To the right of the High Altar is an architecturally inventive late-Baroque chapel designed by Antonio Gherardi and built 1695–1700. The view upwards is through an oculus surrounded by angels in the centre of a dark shallow dome, to a rectangular light-filled room above illuminated by windows which are not visible from below. In addition, he painted the altarpiece of S. Cecilia in the chapel. Gherardi also designed the equally inventive Avila Chapel in Santa Maria in Trastevere.

The first chapel on the right has an Annunciation (1624) by Lanfranco; in the second chapel, there is a Martyrdom of San Biagio by Giacinto Brandi.
The second chapel on the left has an altarpiece depicting the Death of Saint Anne by Andrea Sacchi. Adjoining this chapel, on the southwest pier is a monument of Cardinal Gerdil, a Barnabite theologian buried in the church.

The third chapel was designed by Paolo Maruscelli with frescoes of the Persian Martyrdoms (1641) by Giovan Francesco Romanelli and lunettes by Giacinto Gimignani.

The passage behind the High Altar has canvases depicting St. Charles in Prayer (1620) by Guido Reni and St. Charles by Andrea Commodi, as well as a Miracle of St. Blaise (1669) by Cerrini. The bronze crucifix in the sacristy is attributed to Alessandro Algardi and Christ Derided (1598) by Cavalier D'Arpino.

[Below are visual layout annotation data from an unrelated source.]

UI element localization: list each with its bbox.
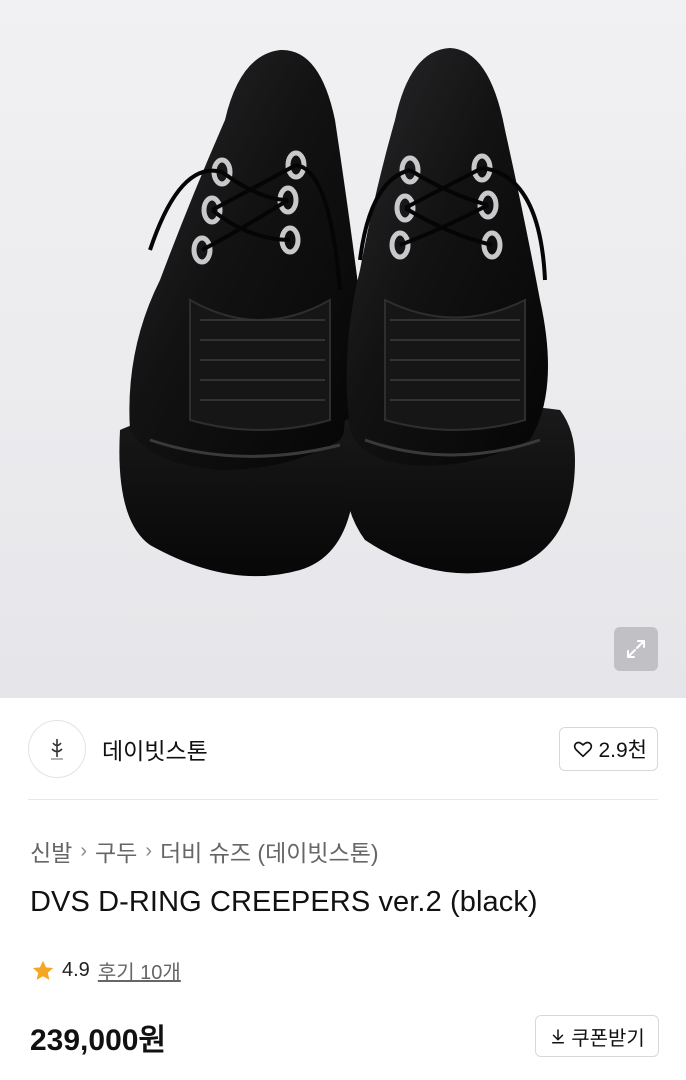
product-image[interactable] — [0, 0, 686, 698]
reviews-link[interactable]: 후기 10개 — [98, 956, 181, 985]
rating-row: 4.9 후기 10개 — [30, 956, 181, 985]
coupon-button[interactable]: 쿠폰받기 — [535, 1015, 659, 1057]
breadcrumb-item[interactable]: 구두 — [95, 834, 137, 868]
like-button[interactable]: 2.9천 — [559, 727, 658, 771]
product-title: DVS D-RING CREEPERS ver.2 (black) — [30, 886, 538, 918]
expand-icon — [627, 640, 645, 658]
breadcrumb: 신발 › 구두 › 더비 슈즈 (데이빗스톤) — [30, 834, 379, 868]
chevron-right-icon: › — [145, 839, 152, 862]
expand-button[interactable] — [614, 627, 658, 671]
breadcrumb-item[interactable]: 신발 — [30, 834, 72, 868]
download-icon — [552, 1029, 565, 1044]
store-logo[interactable] — [28, 720, 86, 778]
store-logo-mark — [51, 739, 63, 760]
heart-icon — [574, 741, 593, 758]
price: 239,000원 — [30, 1024, 167, 1057]
store-row[interactable]: 데이빗스톤 2.9천 — [28, 718, 658, 780]
shoes-photo — [119, 48, 575, 577]
chevron-right-icon: › — [80, 839, 87, 862]
divider — [28, 799, 658, 800]
breadcrumb-item[interactable]: 더비 슈즈 (데이빗스톤) — [160, 834, 379, 868]
like-count: 2.9천 — [598, 739, 647, 762]
coupon-label: 쿠폰받기 — [571, 1027, 645, 1050]
rating-value: 4.9 — [62, 959, 90, 981]
store-name[interactable]: 데이빗스톤 — [102, 732, 208, 766]
star-icon — [32, 960, 54, 980]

The church contains some notable relics, including the skull of St. Febronia of Nisibis, moved here from the old church of St. Paul after the latter was demolished for the construction of Palazzo Chigi. This relic, kept together with two other skulls of saints, is visible in the fenestella confessionis altar.

==Cardinals==
- Cardinal priests
Between 1616, and 1627, San Carlo ai Catinari was a titular church. The following cardinals held the title:
- Ottavio Belmosto (17 October 1616 – 16 November 1618)
- Luigi Capponi (5 May 1621 – 2 May 1622, then Cardinal Priest of San Pietro in Vincoli)
- Giovanni Delfino (23 August 1622 – 25 November 1622)

- Cardinal deacons
Pope John XXIII established the titular deaconry on 2 December 1959. The following cardinals have held this title:
- Arcadio Larraona Saralegui, C.M.F. (14 December 1959 - 28 April 1969, then Cardinal Priest of Sacro Cuore di Maria)
- Luigi Raimondi (5 March 1973 - 24 June 1975)
- Giuseppe Maria Sensi (24 May 1976 - 22 June 1987, then Cardinal Priest of Regina Apostolorum)
- Angelo Felici (28 June 1988 - 17 June 2007)
- Leonardo Sandri (24 November 2007 – 28 June 2018)
  - As cardinal bishop from 28 June 2018.